I copied my answer from this question. The post shows that why 3f+1 replicas(3m+1 generals) are needed to tolerate f number Byzantine faulty replicas (m traitors) by illustrating a specific voting scenario. In Byzantine general terms, for example, 0/1 values might represent attack/retreat.
I think I need to elaborate the answer with illustrating coordinated attack of malicious replicas including primary. Let's say n replicas where n = 3f + 1 = 100, f = 33 in Byzantine fault tolerant system. In the system, the system can tolerate f number of Byzantine faulty replica. Now I give an counter-example to answer your question. Consider the following setting; I partitioned n replicas into three group;
G1 = {b1, b2, ... , b33} for Byzantine faulty replicas including Byzantine primary(b1), |G1| = 33
G2 = {r1, r2, ... , r33} for correct replica group, |G2| = 33
G3 = {r34, r35, ... , r67} for correct replica group, |G3| = 34
Because n = |G1| + |G2| + |G3| = 33 + 33 + 34 = 100, above partition makes sense. And G1 is entirely controlled in a coordinated way by super-genius hacker who are especially interested in destroy the protocol.

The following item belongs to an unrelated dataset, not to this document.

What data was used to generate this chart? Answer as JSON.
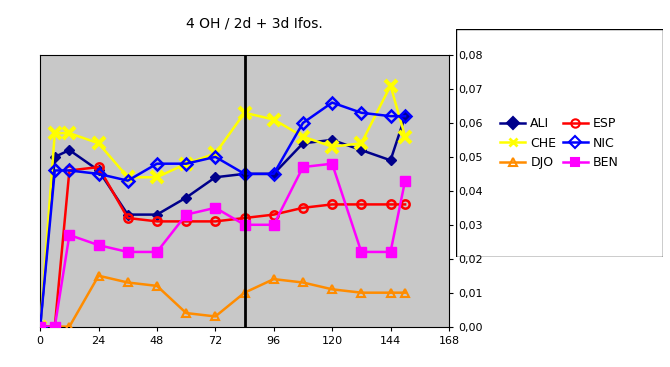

Now, I will demonstrate how above setting violates safety condition if the commit-phase disappears from the protocol; (The safety condition means that the state of G2 and G3 should be the same). For simple description, the consensus value is simplified as a binary value, not the request with sequence number.
[Pre-Prepare phase]: Primary(b1) sends a 0 value to G2 and 1 value to G3. This situation is not a problem cause we assume Byzantine primary.
[Prepare phase]: Now replicas in G2 and G3 exchange the message from the primary to check if they both have the same message. But, In this phase, replicas from G1 sends a 0 value to G2 and sends a 1 value to G3. After message exchange, the situation is as follows
a. Replicas in G2 received following results; 66 votes for 0 value, 34 votes for 1 value.
b. Replicas in G3 received following results; 33 votes for 0 value, 33+34=67 votes for 1 value.
Because quorum size is 2f+1 = 67, replicas in G3 accepts the proposed value from Byzantine primary who coordinates with Byzantine replicas while replicas in G2 doesn't.
So in the system, even though the system can tolerate up to 33 Byzantine faulty replicas including primary, it immediately fails in your assumption.